After 3 Weeks of Wildfire Exile, Yellowknife Residents Return Home

Twenty-two days after they were evacuated from the capital of the Northwest Territories in the face of a racing wildfire, the roughly 20,000 residents of Yellowknife began returning home on Wednesday to refrigerators filled with spoiled food to restart their lives in a city that averted disaster.

Cars and trucks bearing the territory’s distinctive polar-bear-shaped license plate took to the road after officials declared on Monday that it would most likely be safe to return on Wednesday.

The last highway roadblock impeding access was lifted at 11 a.m. local time, earlier than expected, and scheduled airline flights resumed on Wednesday.

The first two of a series of evacuee flights on chartered and military aircraft from the Alberta cities of Edmonton and Calgary, which both hosted thousands of Yellowknife residents, arrived on Wednesday. (To drive from Edmonton, the closest major city, takes about 24 hours.)

The fire that menaced Yellowknife and forced the Aug. 16 evacuation order continues to burn, and the entire territory remains under a state of emergency because of wildfires. But during the evacuation, firefighting crews managed to keep the fire about 15 kilometers, or about 10 miles, from the city’s western edges.

With Yellowknife largely empty, work crews, some of which included members of the Canadian Armed Forces, cleared large swaths of the exurban forest in strips about 100 meters wide and installed large sprinkler systems to create a fire break. Water dropped by aircraft further saturated the protective zone.

Officials deemed it safe to return in part because of cooler temperatures and favorable winds.

Essential workers, including store employees, were allowed to return earlier in the week, but Yellowknife residents were being warned to expect long lines and limited hours at many shops. They were told to bring food and supplies to last at least 72 hours.

Aaron Laborde, a pharmacist who kept Sutherland’s Drugs going as a one-person operation throughout the pandemic, said that his other two pharmacists and most of his staff returned on Monday to ready the store for the city’s return to normal.

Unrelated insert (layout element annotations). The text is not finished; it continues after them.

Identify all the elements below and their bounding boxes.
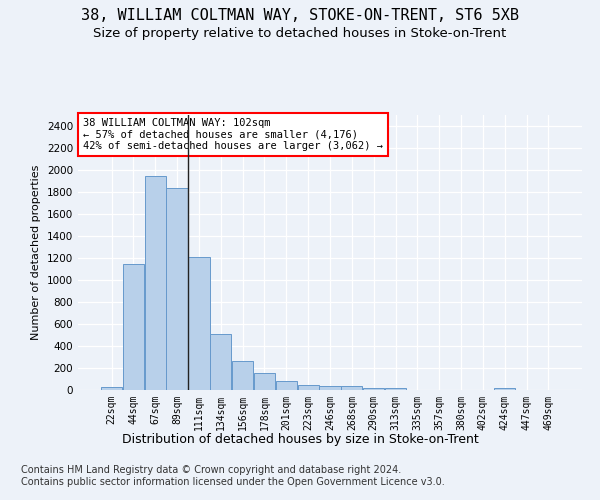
Text: Size of property relative to detached houses in Stoke-on-Trent: Size of property relative to detached ho… [94, 28, 506, 40]
Text: Contains HM Land Registry data © Crown copyright and database right 2024.
Contai: Contains HM Land Registry data © Crown c… [21, 465, 445, 486]
Bar [298, 384, 319, 390]
Bar [166, 188, 188, 390]
Bar [254, 373, 275, 390]
Bar [319, 386, 341, 390]
Text: 38, WILLIAM COLTMAN WAY, STOKE-ON-TRENT, ST6 5XB: 38, WILLIAM COLTMAN WAY, STOKE-ON-TRENT,… [81, 8, 519, 22]
Bar [123, 264, 144, 390]
Bar [363, 388, 384, 390]
Y-axis label: Number of detached properties: Number of detached properties [31, 165, 41, 340]
Bar [188, 257, 209, 390]
Bar [145, 176, 166, 390]
Bar [276, 381, 297, 390]
Bar [341, 386, 362, 390]
Text: 38 WILLIAM COLTMAN WAY: 102sqm
← 57% of detached houses are smaller (4,176)
42% : 38 WILLIAM COLTMAN WAY: 102sqm ← 57% of … [83, 118, 383, 151]
Bar [210, 334, 232, 390]
Bar [494, 388, 515, 390]
Bar [101, 387, 122, 390]
Text: Distribution of detached houses by size in Stoke-on-Trent: Distribution of detached houses by size … [122, 432, 478, 446]
Bar [232, 361, 253, 390]
Bar [385, 388, 406, 390]
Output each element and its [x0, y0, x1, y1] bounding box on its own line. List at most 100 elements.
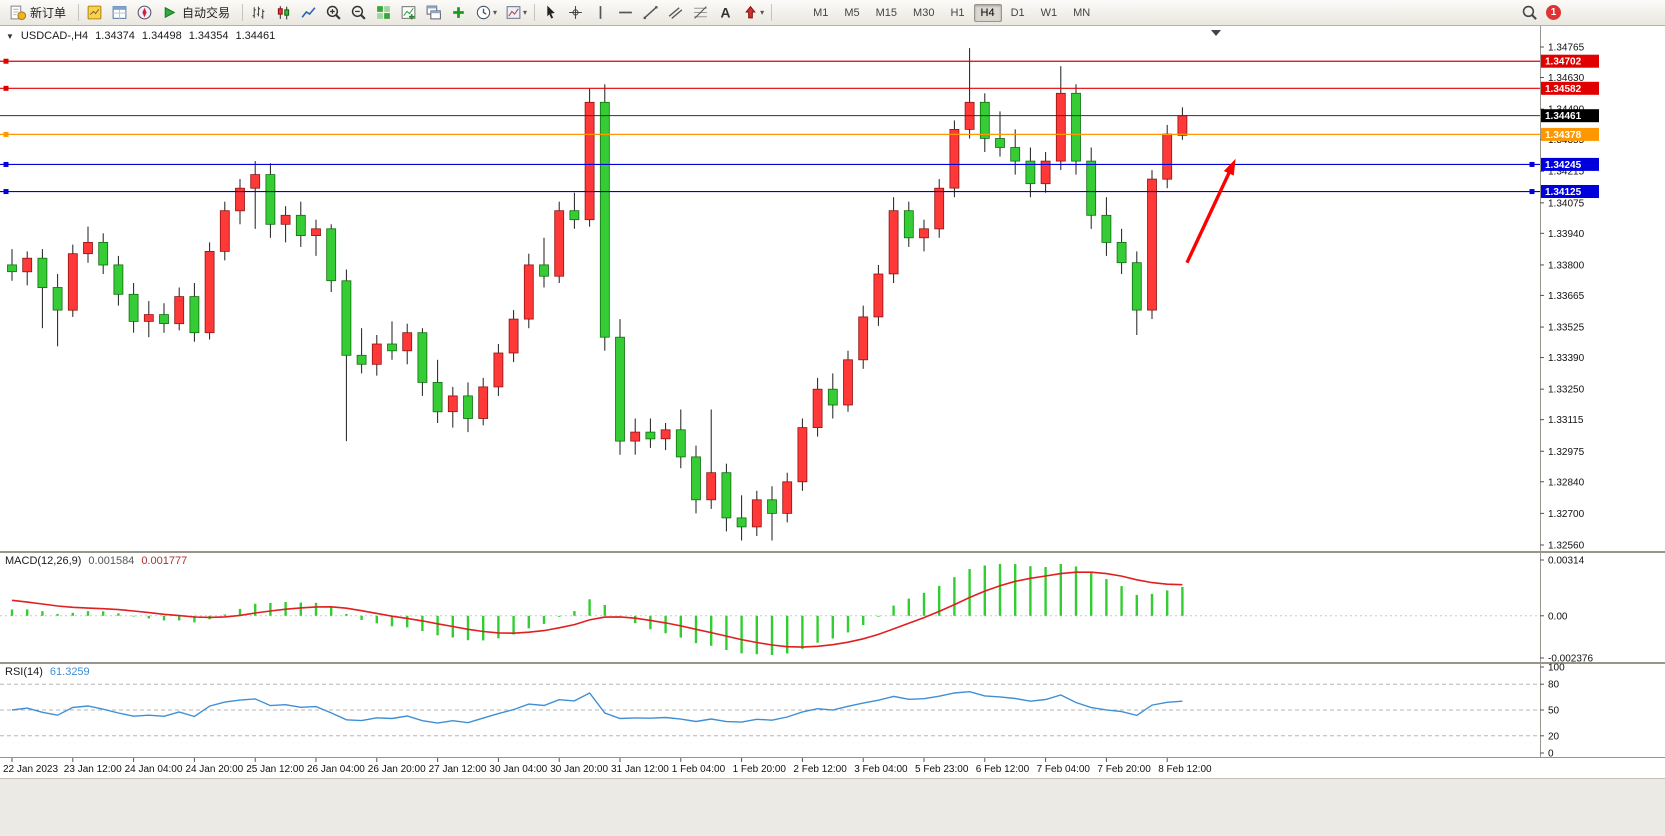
- bear-candle: [1116, 241, 1127, 264]
- channel-button[interactable]: [664, 2, 687, 23]
- bull-candle: [250, 174, 261, 189]
- time-axis-label: 27 Jan 12:00: [429, 764, 487, 775]
- chart-objects-dropdown-icon[interactable]: ▼: [6, 31, 14, 41]
- bear-candle: [721, 472, 732, 519]
- horizontal-line-button[interactable]: [614, 2, 637, 23]
- notification-badge[interactable]: 1: [1546, 5, 1561, 20]
- line-handle[interactable]: [3, 189, 9, 195]
- search-icon[interactable]: [1521, 4, 1538, 21]
- macd-panel[interactable]: 0.00314 0.00 -0.002376: [0, 552, 1665, 663]
- bull-candle: [219, 210, 230, 252]
- tile-windows-button[interactable]: [372, 2, 395, 23]
- line-handle[interactable]: [1529, 161, 1535, 167]
- time-axis-label: 25 Jan 12:00: [246, 764, 304, 775]
- candle-chart-button[interactable]: [272, 2, 295, 23]
- macd-main-value: 0.001584: [88, 555, 135, 567]
- ohlc-open: 1.34374: [95, 30, 135, 42]
- bull-candle: [235, 187, 245, 212]
- line-handle[interactable]: [3, 161, 9, 167]
- bull-candle: [1055, 92, 1066, 162]
- timeframe-m1[interactable]: M1: [813, 6, 829, 19]
- timeframe-mn[interactable]: MN: [1073, 6, 1091, 19]
- bear-candle: [52, 287, 63, 311]
- rsi-axis-label: 50: [1548, 706, 1560, 717]
- line-chart-button[interactable]: [297, 2, 320, 23]
- bear-candle: [387, 343, 397, 352]
- time-axis-label: 26 Jan 04:00: [307, 764, 365, 775]
- price-axis-label: 1.32700: [1548, 509, 1585, 520]
- rsi-panel[interactable]: 100 80 50 20 0: [0, 663, 1665, 758]
- bear-candle: [417, 332, 428, 383]
- bull-candle: [888, 210, 899, 275]
- price-axis-label: 1.33525: [1548, 323, 1585, 334]
- rsi-axis-label: 80: [1548, 680, 1560, 691]
- bull-candle: [584, 101, 595, 221]
- main-chart-panel[interactable]: 1.347651.346301.344901.343551.342151.340…: [0, 26, 1665, 552]
- market-watch-button[interactable]: [83, 2, 106, 23]
- cascade-windows-button[interactable]: [422, 2, 445, 23]
- timeframe-w1[interactable]: W1: [1040, 6, 1058, 19]
- bull-candle: [204, 250, 215, 334]
- time-axis-label: 7 Feb 20:00: [1097, 764, 1151, 775]
- time-axis-label: 30 Jan 20:00: [550, 764, 608, 775]
- bear-candle: [295, 214, 306, 237]
- price-badge: [1541, 127, 1599, 141]
- autotrading-button[interactable]: 自动交易: [156, 2, 238, 23]
- trendline-button[interactable]: [639, 2, 662, 23]
- price-badge: [1541, 157, 1599, 171]
- bull-candle: [83, 241, 93, 255]
- arrows-button[interactable]: ▾: [739, 2, 767, 23]
- new-order-button[interactable]: 新订单: [4, 2, 74, 23]
- arrow-annotation-shaft[interactable]: [1185, 168, 1233, 264]
- line-handle[interactable]: [3, 85, 9, 91]
- cursor-button[interactable]: [539, 2, 562, 23]
- bull-candle: [949, 129, 960, 189]
- periods-icon: [475, 4, 492, 21]
- timeframe-h4[interactable]: H4: [973, 3, 1002, 22]
- time-axis-label: 6 Feb 12:00: [976, 764, 1030, 775]
- crosshair-button[interactable]: [564, 2, 587, 23]
- bull-candle: [371, 343, 382, 365]
- chart-window: 1.347651.346301.344901.343551.342151.340…: [0, 26, 1665, 778]
- fibonacci-button[interactable]: [689, 2, 712, 23]
- macd-axis-label: 0.00: [1548, 611, 1568, 622]
- ohlc-low: 1.34354: [188, 30, 229, 42]
- vertical-line-button[interactable]: [589, 2, 612, 23]
- add-indicator-icon: [450, 4, 467, 21]
- chart-header: ▼ USDCAD-,H4 1.34374 1.34498 1.34354 1.3…: [6, 30, 275, 42]
- navigator-button[interactable]: [133, 2, 156, 23]
- timeframe-m30[interactable]: M30: [913, 6, 935, 19]
- bull-candle: [447, 395, 458, 413]
- timeframe-d1[interactable]: D1: [1010, 6, 1025, 19]
- rsi-axis-label: 100: [1548, 663, 1565, 674]
- new-chart-button[interactable]: [397, 2, 420, 23]
- template-button[interactable]: ▾: [502, 2, 530, 23]
- add-indicator-button[interactable]: [447, 2, 470, 23]
- bear-candle: [767, 499, 777, 514]
- timeframe-h1[interactable]: H1: [950, 6, 965, 19]
- time-axis-label: 1 Feb 04:00: [672, 764, 726, 775]
- timeframe-m5[interactable]: M5: [844, 6, 860, 19]
- toolbar-separator: [771, 4, 773, 21]
- toolbar-separator: [534, 4, 536, 21]
- arrow-annotation-head[interactable]: [1223, 158, 1236, 176]
- line-handle[interactable]: [3, 58, 9, 64]
- toolbar-right-cluster: 1: [1521, 4, 1661, 21]
- data-window-button[interactable]: [108, 2, 131, 23]
- line-chart-icon: [300, 4, 317, 21]
- zoom-in-button[interactable]: [322, 2, 345, 23]
- zoom-out-button[interactable]: [347, 2, 370, 23]
- text-button[interactable]: A: [714, 2, 737, 23]
- timeframe-m15[interactable]: M15: [875, 6, 898, 19]
- periods-button[interactable]: ▾: [472, 2, 500, 23]
- rsi-line: [11, 690, 1183, 724]
- line-handle[interactable]: [1529, 189, 1535, 195]
- bull-candle: [630, 431, 641, 442]
- price-badge-text: 1.34582: [1545, 84, 1582, 95]
- dropdown-caret-icon: ▾: [760, 8, 765, 17]
- bar-chart-button[interactable]: [247, 2, 270, 23]
- macd-axis-label: 0.00314: [1548, 556, 1585, 567]
- bear-candle: [1131, 262, 1142, 311]
- chart-shift-marker[interactable]: [1211, 30, 1221, 36]
- line-handle[interactable]: [3, 131, 9, 137]
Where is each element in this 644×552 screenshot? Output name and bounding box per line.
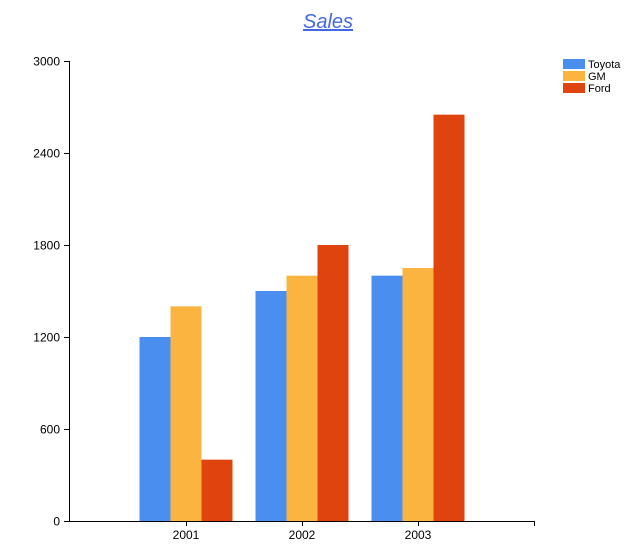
- bar-toyota-2003: [371, 275, 403, 521]
- y-tick-label: 1800: [33, 239, 60, 253]
- y-tick-label: 0: [53, 515, 60, 529]
- bar-toyota-2001: [139, 337, 171, 521]
- x-tick-label: 2001: [173, 528, 200, 542]
- legend-swatch-gm: [563, 71, 585, 81]
- bar-toyota-2002: [255, 291, 287, 521]
- bar-gm-2001: [170, 306, 202, 521]
- bar-ford-2002: [317, 245, 349, 521]
- legend-swatch-ford: [563, 83, 585, 93]
- legend-label-gm: GM: [588, 71, 606, 83]
- y-ticks-group: 0 600 1200 1800 2400 3000: [33, 55, 70, 529]
- x-ticks-group: 2001 2002 2003: [173, 521, 432, 542]
- bar-gm-2002: [286, 275, 318, 521]
- y-tick-label: 1200: [33, 331, 60, 345]
- x-tick-label: 2002: [289, 528, 316, 542]
- y-tick-label: 2400: [33, 147, 60, 161]
- bar-ford-2003: [433, 114, 465, 522]
- legend-label-ford: Ford: [588, 83, 611, 95]
- x-tick-label: 2003: [405, 528, 432, 542]
- y-tick-label: 600: [40, 423, 60, 437]
- y-tick-label: 3000: [33, 55, 60, 69]
- bar-gm-2003: [402, 268, 434, 521]
- bars-group: [139, 114, 465, 522]
- legend-swatch-toyota: [563, 59, 585, 69]
- chart-title: Sales: [303, 11, 353, 33]
- bar-ford-2001: [201, 459, 233, 521]
- legend-label-toyota: Toyota: [588, 59, 621, 71]
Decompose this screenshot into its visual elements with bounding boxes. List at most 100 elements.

Until Wednesday, he said, the city had been a ghost town, in part because many of the essential workers who remained were working 12 to 14 hours a day either fighting the fire or building the fire-break zones.

“The pharmacy is still super-quiet,” said Mr. Laborde, who was expecting his wife and two young children to return Wednesday night. “But around town, there’s more vehicles and stuff like that. It’s noticeable that there’s people again.”

Many of Mr. Laborde’s employees took laptops with them and, working remotely, transferred customers’ prescriptions to drugstores in the communities where they were riding out the evacuation orders. Now, he said, they will be busy reversing that effort.

Klaus Schoenne, who came back early from Edmonton to prepare his hardware store for reopening, said he had not seen any obvious fire or smoke damage.

“I don’t think it should have been an evacuation — I don’t think it was ever that bad,” he said. “There’s more smoke in Edmonton these days than there ever was in Yellowknife.”

For now, Mr. Schoenne’s Yellowknife True Hardware is open only by appointment to contractors, local governments and tradespeople.

He said the reappearance of people on the street Wednesday just as the blockade reopened — but before the first flights arrived — suggested that some had defied the evacuation orders and now felt it was safe to show themselves again.

While the return to Yellowknife, like the evacuation, generally proceeded smoothly, a transport-truck accident along the route temporarily cut electricity to parts of Fort Providence, Northwest Territories, including an area with one of the few gas stations. Fort Providence is a hamlet about 300 kilometers, or less than 200 miles, from Yellowknife.

Elsewhere in Canada, wildfires continued to burn in parts of British Columbia particularly near Kelowna, but only 405 properties were under evacuation orders, down from a peak of about 2,500. Nationwide, there are currently 1,056 active wildfires, with 697 of them classified as out of control. Most uncontrolled wildfires are likely to continue to burn until winter’s arrival.

While Mr. Schoenne, the hardware store owner, is concerned about the financial and emotional cost the evacuation brought to many residents, he said he welcomed the change from routine.

“It was actually the ideal holiday for me,” he said. “I was just totally tired of customers. But during this break, I got housecleaning done, I got up when I wanted, I watched movies, relaxed and didn’t have to deal with people. Like an old hermit.”